1823 Eyelet Border

When browsing through possible design ideas, this border from the June 1823 edition of Ackermann’s Repository of Arts, Literature, Commerce, Manufactures, Fashions and Politics caught my eye because it is reminiscent of many of the scalloped borders I keep pinning to Pinterest for inspiration.

June 1823 Eyelet Border

For example, this hem of this gown from the Kent State Museum shows a swirling pattern of leaves and scallops, and is dated between 1823-1828, which matches the date in Ackermann’s.

Additional images of this gown can be seen here.

1823-1828 Cotton Gauze Dress

Object number 1983.001.0043, Kent State Museum

This 1810 gown at the Met has a large circular pattern of embroidered flowers with eyelet centers surrounding puffed embellishments.

1810 Cotton Gown

Item number 2009.300.2776, the Metropolitan Museum of Art.

Not only are the designs similar to the Ackermann’s illustration, they are used similarly on the gowns themselves. Both have embroidered ruffles attached to the gown just below a waving border of embroidery.  I found several more examples, as well, which I have on my Pinterest board.

I decided to digitize this design in two sizes, at roughly the same scale as those seen in the Met example.  The larger one is approximately 4.5″ and the smaller is 2.5″ I also created a simple coordinating border of little circle-shaped buds on stems, with waves 4″ apart.

Both sizes have a color change for the outline of the scallops and flower centers, so they can be cut away and the raw edges covered by satin stitches, if you want to use this as a true cutwork design.  Due to size, it’s a little more fiddly on the smaller repeat, but it does work.

Here is what it looks like stitched out as cutwork.

RR105 Cutwork


And here is a sample of what it might look like as the hem of a gown with a wavy flounce, like the Met example.
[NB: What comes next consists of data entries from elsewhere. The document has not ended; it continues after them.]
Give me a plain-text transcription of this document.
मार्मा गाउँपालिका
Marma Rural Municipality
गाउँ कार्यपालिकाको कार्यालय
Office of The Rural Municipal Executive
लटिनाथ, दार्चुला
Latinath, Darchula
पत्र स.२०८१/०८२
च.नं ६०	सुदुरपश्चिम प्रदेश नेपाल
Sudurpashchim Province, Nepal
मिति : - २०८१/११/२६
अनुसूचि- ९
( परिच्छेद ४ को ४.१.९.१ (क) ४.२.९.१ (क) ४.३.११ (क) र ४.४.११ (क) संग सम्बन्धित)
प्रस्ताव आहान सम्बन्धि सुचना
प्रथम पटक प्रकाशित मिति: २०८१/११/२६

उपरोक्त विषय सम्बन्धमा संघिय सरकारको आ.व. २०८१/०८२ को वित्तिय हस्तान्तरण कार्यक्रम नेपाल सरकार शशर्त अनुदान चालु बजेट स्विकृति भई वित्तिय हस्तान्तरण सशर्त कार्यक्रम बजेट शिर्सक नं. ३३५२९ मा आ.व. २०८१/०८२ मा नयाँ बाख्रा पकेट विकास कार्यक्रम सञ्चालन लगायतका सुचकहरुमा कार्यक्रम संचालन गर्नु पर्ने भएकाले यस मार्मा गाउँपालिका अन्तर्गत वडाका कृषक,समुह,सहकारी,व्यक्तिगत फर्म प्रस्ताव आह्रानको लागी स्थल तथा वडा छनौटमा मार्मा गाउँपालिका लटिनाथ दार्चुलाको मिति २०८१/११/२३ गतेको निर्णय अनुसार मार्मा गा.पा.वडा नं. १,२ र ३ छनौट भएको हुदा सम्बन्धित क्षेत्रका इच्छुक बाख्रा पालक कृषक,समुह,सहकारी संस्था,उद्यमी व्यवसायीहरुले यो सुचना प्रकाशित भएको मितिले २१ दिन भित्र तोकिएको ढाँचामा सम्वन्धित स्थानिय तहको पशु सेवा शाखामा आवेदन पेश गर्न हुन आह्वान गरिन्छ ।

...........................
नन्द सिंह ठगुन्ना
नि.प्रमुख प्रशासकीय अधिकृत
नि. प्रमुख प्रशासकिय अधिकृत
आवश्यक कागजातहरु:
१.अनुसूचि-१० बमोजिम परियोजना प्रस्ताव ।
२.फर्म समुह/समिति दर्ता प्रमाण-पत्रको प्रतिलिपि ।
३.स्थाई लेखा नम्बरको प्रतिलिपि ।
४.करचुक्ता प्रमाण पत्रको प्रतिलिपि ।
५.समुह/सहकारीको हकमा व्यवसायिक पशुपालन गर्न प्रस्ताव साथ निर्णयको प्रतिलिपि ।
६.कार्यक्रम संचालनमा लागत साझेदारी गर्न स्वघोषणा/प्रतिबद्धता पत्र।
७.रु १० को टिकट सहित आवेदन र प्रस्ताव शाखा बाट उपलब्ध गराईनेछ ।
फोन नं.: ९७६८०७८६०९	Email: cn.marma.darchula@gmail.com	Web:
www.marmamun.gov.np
Following their example, I chose not to cut out the eyelets on the smaller repeats, which saved a bit of time and sanity.

RR105 Ruffled Hem

This is not a fast project, but it is much faster than doing it as handwork. To create an 18″ length of each of the ruffles and the border was done in maybe 4-5 hours, though I wasn’t timing it exactly.

The embroidery files and a detailed PDF are now available in the Shop.

2 Responses to “1823 Eyelet Border

  • You do beautiful work – this is so lovely (and you are so patient to trim out those little cutwork circles (or do you use a cutwork needle?). Inspiring.

    • Thank you!

      For the circles, I used a hand held hole punch a lot like this one, but mine doesn’t have multiple sized tips. I punched out a circle at each end of the oval, then used scissors to clean up the sides as needed. It still takes patience, but it goes a bit faster.